Empecé a buscar por sus bolsillos, hasta que finalmente me encontré con un papel donde salía mi nombre y mi salón, muy conveniente debo admitir. Por supuesto no podía dejar al azabache en medio del pasillo inconsciente, podrían encontrarlo y culparme. Por lo que con mucha tranquilidad lo arrastre a un closet de limpieza cercano, y le deje una linda "sorpresa" para cuando despertara, pero que buena persona soy ¿cierto?

Camine un poco perdida por los grandes pasillos de la escuela, hasta que finalmente di con el salón que buscaba. Gracias a dios por los letreros gigantes en las puertas. Toque la puerta delicadamente esperando que alguien abriera, hasta que me abrió un rubio que recordaba haber visto en parte de mi infancia y adolescencia, pero que evitaba por alguna razón

-¡¿Ange-chan?! –Grito el mayor intentando abrazarme pero antes de hacerlo cerre la puerta en su cara. Ya recordé por que las evasivas.
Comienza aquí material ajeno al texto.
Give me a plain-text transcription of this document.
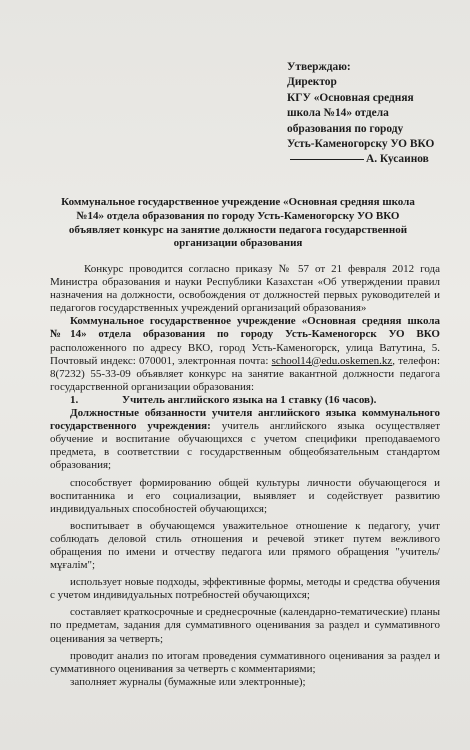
Утверждаю:
Директор
КГУ «Основная средняя
школа №14» отдела
образования по городу
Усть-Каменогорску УО ВКО
А. Кусаинов
Коммунальное государственное учреждение «Основная средняя школа №14» отдела образования по городу Усть-Каменогорску УО ВКО объявляет конкурс на занятие должности педагога государственной организации образования

Конкурс проводится согласно приказу № 57 от 21 февраля 2012 года Министра образования и науки Республики Казахстан «Об утверждении правил назначения на должности, освобождения от должностей первых руководителей и педагогов государственных учреждений организаций образования»

Коммунальное государственное учреждение «Основная средняя школа №14» отдела образования по городу Усть-Каменогорск УО ВКО расположенного по адресу ВКО, город Усть-Каменогорск, улица Ватутина, 5. Почтовый индекс: 070001, электронная почта: school14@edu.oskemen.kz, телефон: 8(7232) 55-33-09 объявляет конкурс на занятие вакантной должности педагога государственной организации образования:

1.	Учитель английского языка на 1 ставку (16 часов).

Должностные обязанности учителя английского языка коммунального государственного учреждения: учитель английского языка осуществляет обучение и воспитание обучающихся с учетом специфики преподаваемого предмета, в соответствии с государственным общеобязательным стандартом образования;

способствует формированию общей культуры личности обучающегося и воспитанника и его социализации, выявляет и содействует развитию индивидуальных способностей обучающихся;

воспитывает в обучающемся уважительное отношение к педагогу, учит соблюдать деловой стиль отношения и речевой этикет путем вежливого обращения по имени и отчеству педагога или прямого обращения "учитель/мұғалім";

использует новые подходы, эффективные формы, методы и средства обучения с учетом индивидуальных потребностей обучающихся;

составляет краткосрочные и среднесрочные (календарно-тематические) планы по предметам, задания для суммативного оценивания за раздел и суммативного оценивания за четверть;

проводит анализ по итогам проведения суммативного оценивания за раздел и суммативного оценивания за четверть с комментариями;

заполняет журналы (бумажные или электронные);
Estaba muy dispuesta a irme hasta que sentí como algo se aferraba a mi mano. Al girarme me encontré con el rostro de mi autoproclamado Hermano mayor de la infancia con una sonrisa en la cara y sangre corriendo de la nariz – Daba miedo debía admitir ¿Dónde estaba Xanxus-nii cuando se le necesitaba? El solia encargarse del rubio cuando se volvia fastidioso, es decir todo el tiempo-

-Dino-san… -Susurre intentando alejarme, sin mucha suerte

-Onichan – Me corrigió colocándose de pie son soltar mi mano

-Cavallone-nii

-Onichan

-Dino-kun

-Onichan

-Dino-nii

-Onichan

-Dino

-Onichan

-Idiota – Volvi a darme la vuelta dándome cuenta que esto no llegaba a nada y era inútil intentar razonar con un Tonto

-Dino-nii servirá – Se apuro a decir tomando mi brazo guiándome a la sala de clases -¿Qué haces aquí por cierto?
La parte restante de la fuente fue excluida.